The next day, (I don’t even know what day it is.) Shabana and Prospere arrive around 10:00 am and we go shopping. In a bustling side street we find the Taqwa bus company. The bus for Kolwesi leaves every morning at 8:00 am sharp. $50 each. We buy three tickets.

Next we find a shop that sells bikes. The bikes we want, made in India, name brand Kinga, model 4X4s, are $100 each and come in a box of four. For ease of handling and in case we pick up another rider, we buy the box of four bicycles. The bicycles, however, are at the warehouse and we’ll have to come back for them in about an hour or so.

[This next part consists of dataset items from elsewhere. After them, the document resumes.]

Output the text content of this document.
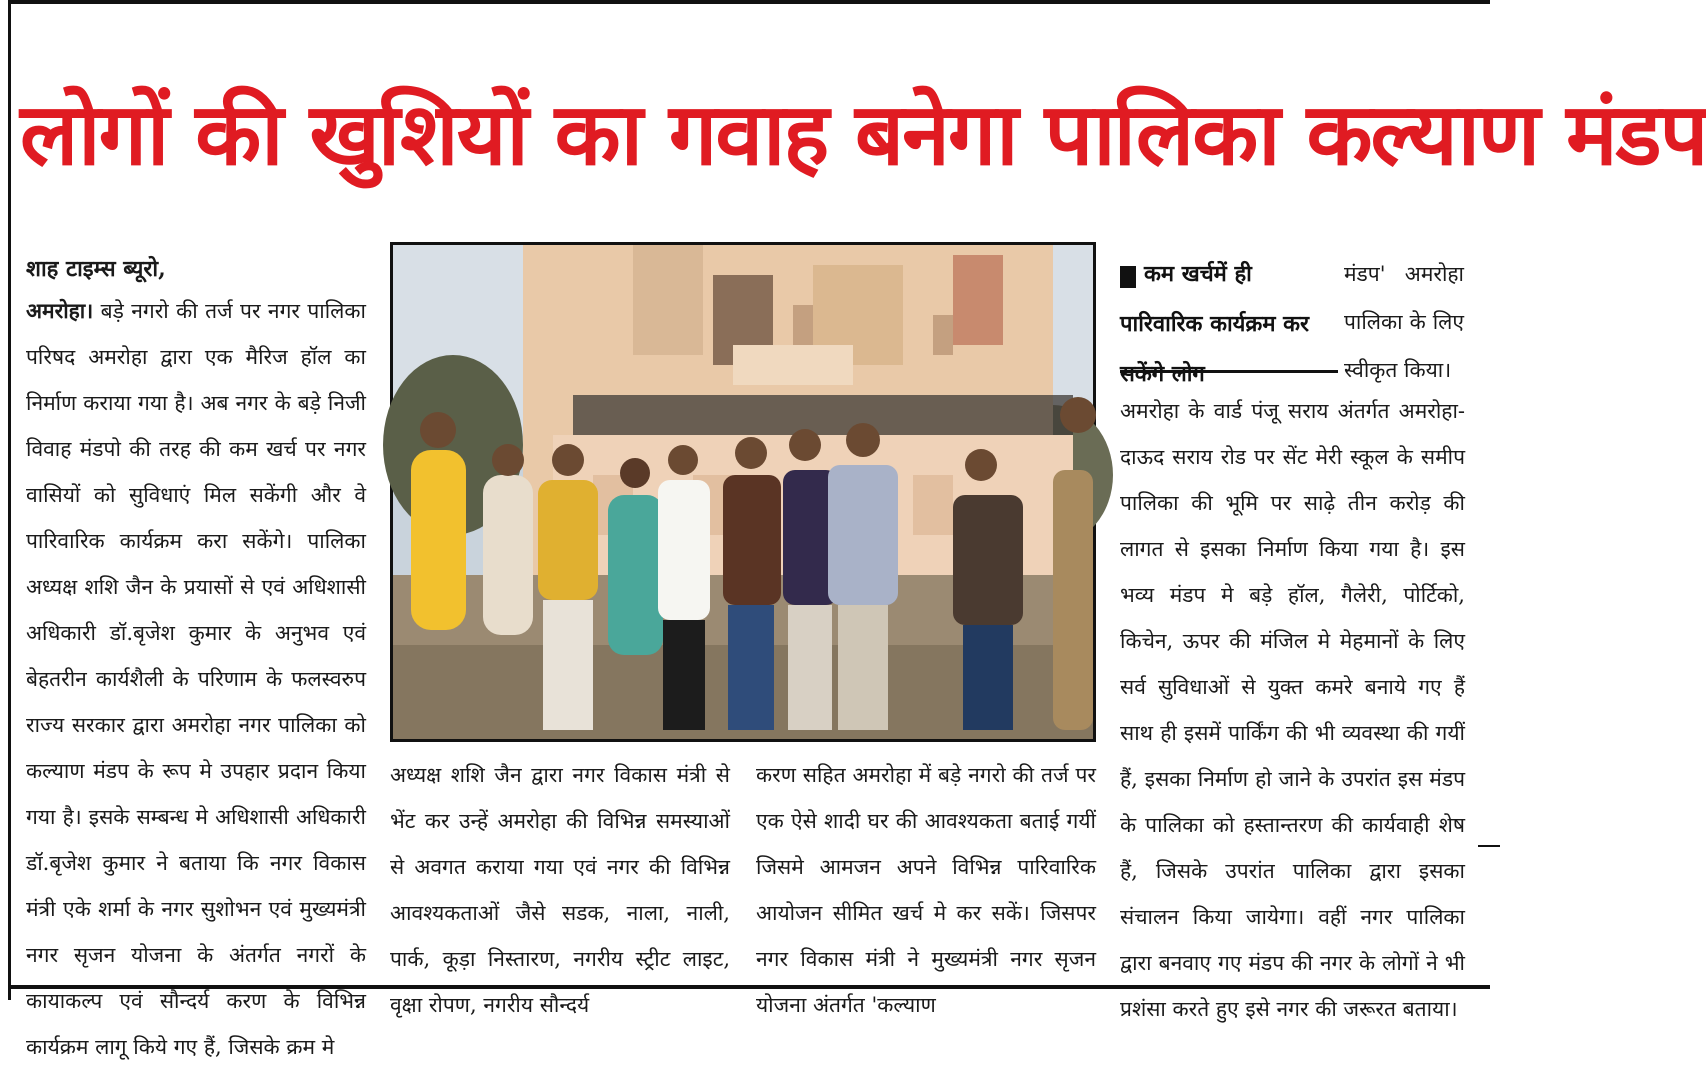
लोगों की खुशियों का गवाह बनेगा पालिका कल्याण मंडप
शाह टाइम्स ब्यूरो,

अमरोहा। बड़े नगरो की तर्ज पर नगर पालिका परिषद अमरोहा द्वारा एक मैरिज हॉल का निर्माण कराया गया है। अब नगर के बड़े निजी विवाह मंडपो की तरह की कम खर्च पर नगर वासियों को सुविधाएं मिल सकेंगी और वे पारिवारिक कार्यक्रम करा सकेंगे। पालिका अध्यक्ष शशि जैन के प्रयासों से एवं अधिशासी अधिकारी डॉ.बृजेश कुमार के अनुभव एवं बेहतरीन कार्यशैली के परिणाम के फलस्वरुप राज्य सरकार द्वारा अमरोहा नगर पालिका को कल्याण मंडप के रूप मे उपहार प्रदान किया गया है। इसके सम्बन्ध मे अधिशासी अधिकारी डॉ.बृजेश कुमार ने बताया कि नगर विकास मंत्री एके शर्मा के नगर सुशोभन एवं मुख्यमंत्री नगर सृजन योजना के अंतर्गत नगरों के कायाकल्प एवं सौन्दर्य करण के विभिन्न कार्यक्रम लागू किये गए हैं, जिसके क्रम मे

अध्यक्ष शशि जैन द्वारा नगर विकास मंत्री से भेंट कर उन्हें अमरोहा की विभिन्न समस्याओं से अवगत कराया गया एवं नगर की विभिन्न आवश्यकताओं जैसे सडक, नाला, नाली, पार्क, कूड़ा निस्तारण, नगरीय स्ट्रीट लाइट, वृक्षा रोपण, नगरीय सौन्दर्य

करण सहित अमरोहा में बड़े नगरो की तर्ज पर एक ऐसे शादी घर की आवश्यकता बताई गयीं जिसमे आमजन अपने विभिन्न पारिवारिक आयोजन सीमित खर्च मे कर सकें। जिसपर नगर विकास मंत्री ने मुख्यमंत्री नगर सृजन योजना अंतर्गत 'कल्याण

कम खर्चमें ही पारिवारिक कार्यक्रम कर सकेंगे लोग

मंडप' अमरोहा पालिका के लिए स्वीकृत किया।

अमरोहा के वार्ड पंजू सराय अंतर्गत अमरोहा-दाऊद सराय रोड पर सेंट मेरी स्कूल के समीप पालिका की भूमि पर साढ़े तीन करोड़ की लागत से इसका निर्माण किया गया है। इस भव्य मंडप मे बड़े हॉल, गैलेरी, पोर्टिको, किचेन, ऊपर की मंजिल मे मेहमानों के लिए सर्व सुविधाओं से युक्त कमरे बनाये गए हैं साथ ही इसमें पार्किंग की भी व्यवस्था की गयीं हैं, इसका निर्माण हो जाने के उपरांत इस मंडप के पालिका को हस्तान्तरण की कार्यवाही शेष हैं, जिसके उपरांत पालिका द्वारा इसका संचालन किया जायेगा। वहीं नगर पालिका द्वारा बनवाए गए मंडप की नगर के लोगों ने भी प्रशंसा करते हुए इसे नगर की जरूरत बताया।
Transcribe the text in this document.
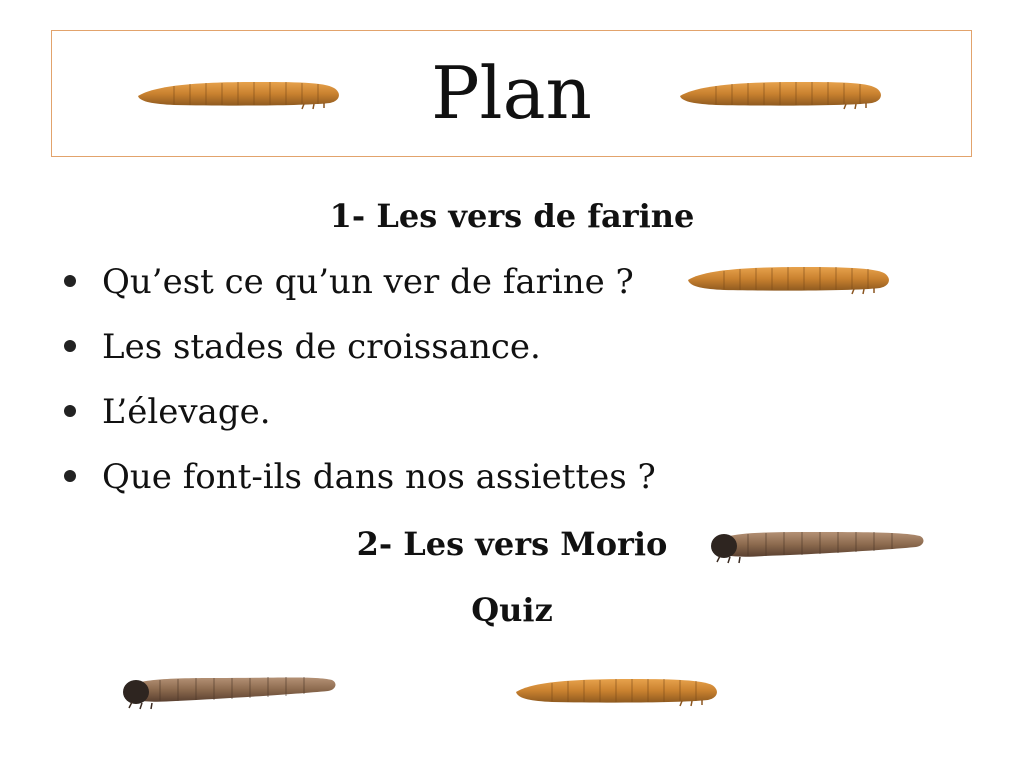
Plan
1- Les vers de farine
Qu’est ce qu’un ver de farine ?
Les stades de croissance.
L’élevage.
Que font-ils dans nos assiettes ?
2- Les vers Morio
Quiz
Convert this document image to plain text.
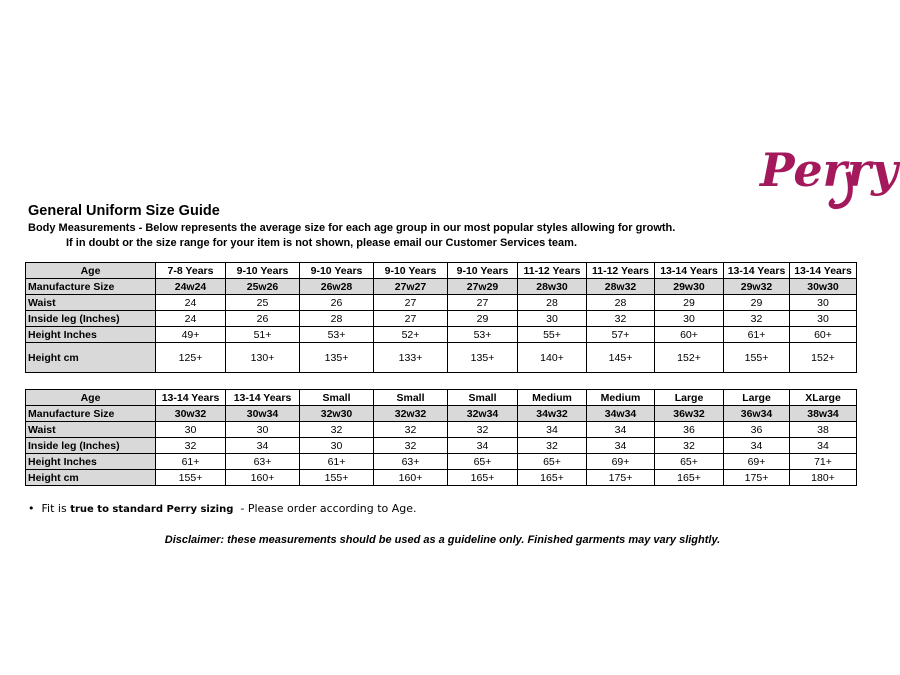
Perry
General Uniform Size Guide
Body Measurements - Below represents the average size for each age group in our most popular styles allowing for growth.
If in doubt or the size range for your item is not shown, please email our Customer Services team.
Age	7-8 Years	9-10 Years	9-10 Years	9-10 Years	9-10 Years	11-12 Years	11-12 Years	13-14 Years	13-14 Years	13-14 Years
Manufacture Size	24w24	25w26	26w28	27w27	27w29	28w30	28w32	29w30	29w32	30w30
Waist	24	25	26	27	27	28	28	29	29	30
Inside leg (Inches)	24	26	28	27	29	30	32	30	32	30
Height Inches	49+	51+	53+	52+	53+	55+	57+	60+	61+	60+
Height cm	125+	130+	135+	133+	135+	140+	145+	152+	155+	152+
Age	13-14 Years	13-14 Years	Small	Small	Small	Medium	Medium	Large	Large	XLarge
Manufacture Size	30w32	30w34	32w30	32w32	32w34	34w32	34w34	36w32	36w34	38w34
Waist	30	30	32	32	32	34	34	36	36	38
Inside leg (Inches)	32	34	30	32	34	32	34	32	34	34
Height Inches	61+	63+	61+	63+	65+	65+	69+	65+	69+	71+
Height cm	155+	160+	155+	160+	165+	165+	175+	165+	175+	180+
• Fit is true to standard Perry sizing - Please order according to Age.
Disclaimer: these measurements should be used as a guideline only. Finished garments may vary slightly.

Shabana has errands to run, so we agree that I’ll go back to the guesthouse to get my bicycle and we will meet at the bus office at 4:00 to arrange for the bikes to travel as cargo to Tenke. I had originally thought that I would assemble my bike in Lubumbashi and ride to Tenke. That would take two days. But the road to Tenke is busy with heavy trucks that make riding a bicycle a life risking exercise.

We just got the box of new bikes and my bicycle case to the Taqwa office just before they closed for the day. We paid for their transport, another $50 for each case, wrapped them in packing tape, and left them to be preloaded as freight on the bus. The bus goes all the way to Kolwesi, but we’ll be getting off at Tenke. Our bikes are well marked to get off at Tenke.

The next morning Shabana, Prospere, and I board the bus to Tenke. And it departs promptly at 8:00 a.m. Unlike the minibuses, this bus has assigned seats, one to a seat, except for small children, who are distributed around the bus on laps. The interior is a bit worn, but not uncomfortable. The windows open for fresh air.

As is the custom, we have church on the bus as we leave town. A pentecostal preacher leads us in singing, reads scripture, preaches, takes an offering, then gets off at the edge of town. Actually, not a bad sermon and everybody on board appreciates it.

In about 6 hours and a handful of stops along the way, we arrive at the bus stop for Tenke. Actually, the town of Tenke is another 7 kilometers off the road. The stop is a small strip of make-shift shops on the side of the road.

We are met by Boy Scouts who load our luggage, including bicycles, onto their bikes and lead out toward town. We follow on the footpath.

About halfway to town, we are met by the United Methodist Women, singing and dancing in uniform. (Yellow headscarves, green blouses, and kikwembes with the United Methodist print) It’s singing and dancing the rest of the way in.

United Methodist Women of the Tenke District

1 comments:

John Meunier said...

Great stories. I love the United Methodist Women at the end of the journey.